Juru bicara OHCHR Liz Throssell mengatakan : “Saya khawatir bahwa kita belum dapat merilis jadwal terbaru untuk laporan itu. Namun, sejauh yang saya tahu, sebelum pembukaan Olimpiade Musim Dingin pada Jumat, laporan tidak akan dipublikasikan”.

Sebelumnya beredar berita bahwa pemerintah Tiongkok telah meminta PBB untuk menunda publikasi laporan tersebut hingga berakhirnya Olimpiade Musim Dingin Beijing, yaitu setelah 20 Februari.

Amerika Serikat telah menekan PBB untuk merilis laporan itu sebelum upacara pembukaan Olimpiade Musim Dingin, di mana Sekretaris Jenderal PBB António Guterres juga akan hadir.

Liz Throssell mengkonfirmasi bahwa pembicaraan mengenai kunjungan Komisaris Tinggi Hak Asasi Manusia Michelle Bachelet ke Xinjiang sedang berlangsung. Dan, itu mungkin akan teralisasi pada paro pertama tahun 2022.

Michelle Bachelet telah merundingkan kunjungan ke Xinjiang dengan Beijing sejak September 2018. Ada laporan bahwa sekitar 1 juta warga etnis Uighur di Xinjiang yang ditahan di kamp-kamp interniran berukuran besar.

Michelle Bachelet mengatakan : “Terutama tidak kalah pentingnya adalah bahwa agar kunjungan semacam ini bermakna, harus dapat menjangkau setiap lokasi dengan tanpa pengawasan, bebas berkontak langsung dengan para aktivis masyarakat sipil, dan melakukan kontak tingkat tinggi dengan pejabat pemerintah. Seperti yang telah ditunjukkan oleh Komisaris Tinggi, bahwa akses yang berarti serta masuk ke wilayah Xinjing dengan tanpa batasan adalah sangat penting”. Namun, pihak berwenang Tiongkok mengatakan kepada Kantor Hak Asasi Manusia PBB, bahwa kunjungan itu harus bersifat persahabatan dan tidak dibingkai sebagai penyelidikan.

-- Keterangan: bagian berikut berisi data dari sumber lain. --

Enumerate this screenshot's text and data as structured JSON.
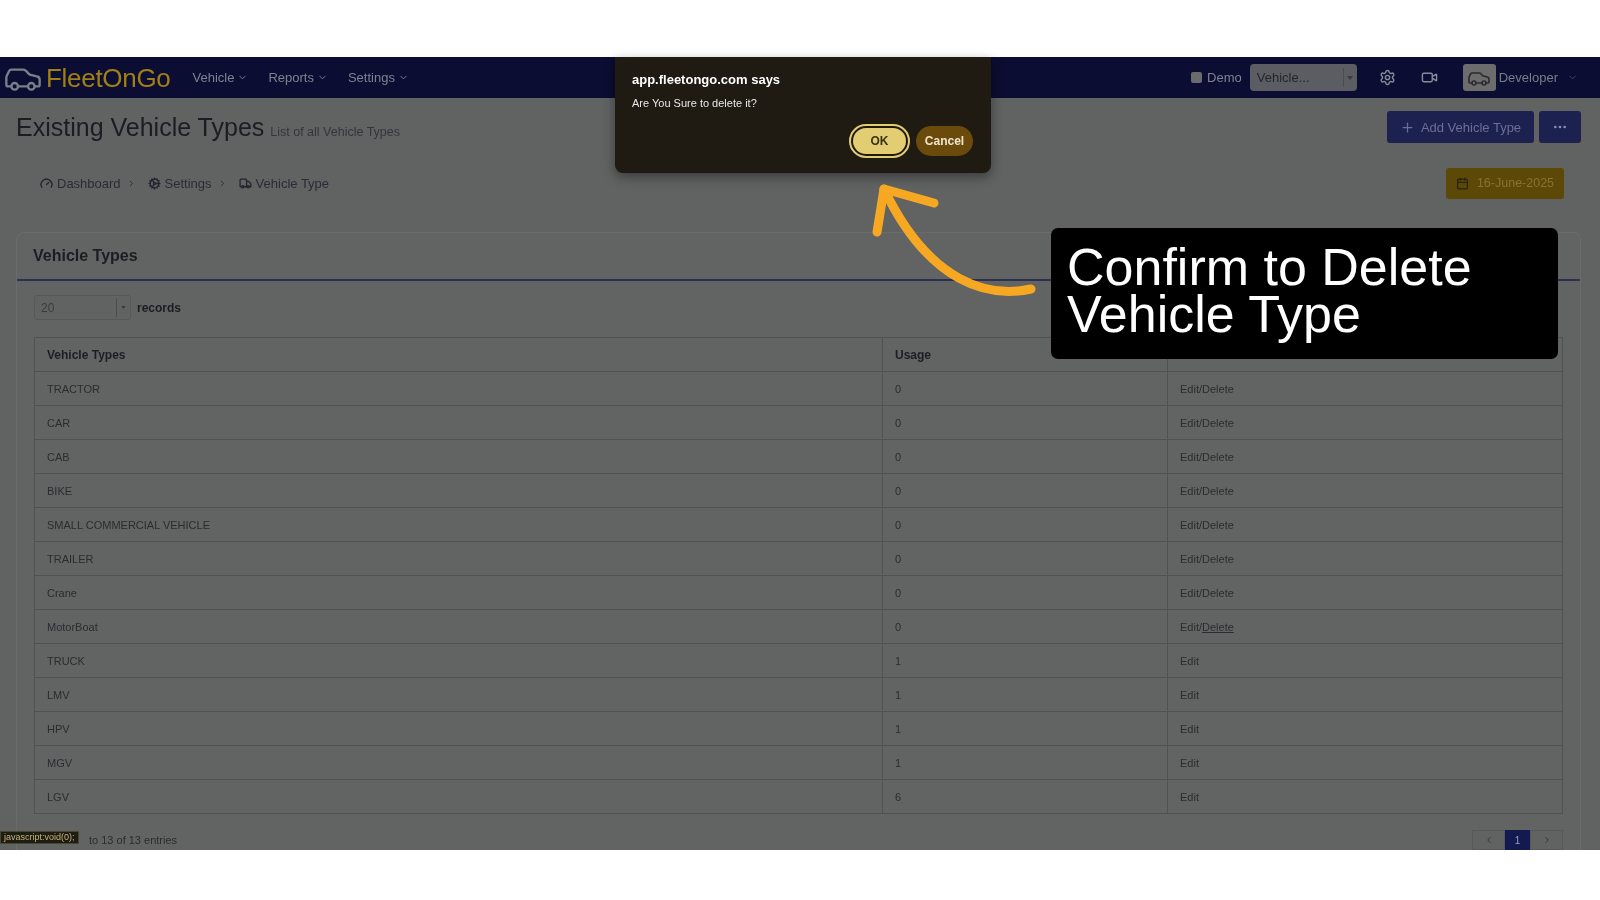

Selain itu, karena pemerintah Tiongkok tidak mengubah sikapnya sejak 2019, dokumen yang diungkapkan telah menimbulkan pertanyaan tentang efektivitas negosiasi.

Dalam sebuah surat tertanggal 31 Mei 2019, Chen Xu, Wakil Tetap Tiongkok untuk Kantor Perserikatan Bangsa-Bangsa di Jenewa, mengundang Michelle Bachelet untuk mengunjungi Tiongkok, termasuk Beijing dan Daerah Otonomi Uighur Xinjiang, dari 15 hingga 22 Juni, 2019.

Emma Reilly, mantan pejabat hak asasi manusia PBB mengatakan undangan yang dikeluarkan oleh Tiongkok pada tahun 2019 maupun 2022 adalah “perjalanan yang berpemandu”. 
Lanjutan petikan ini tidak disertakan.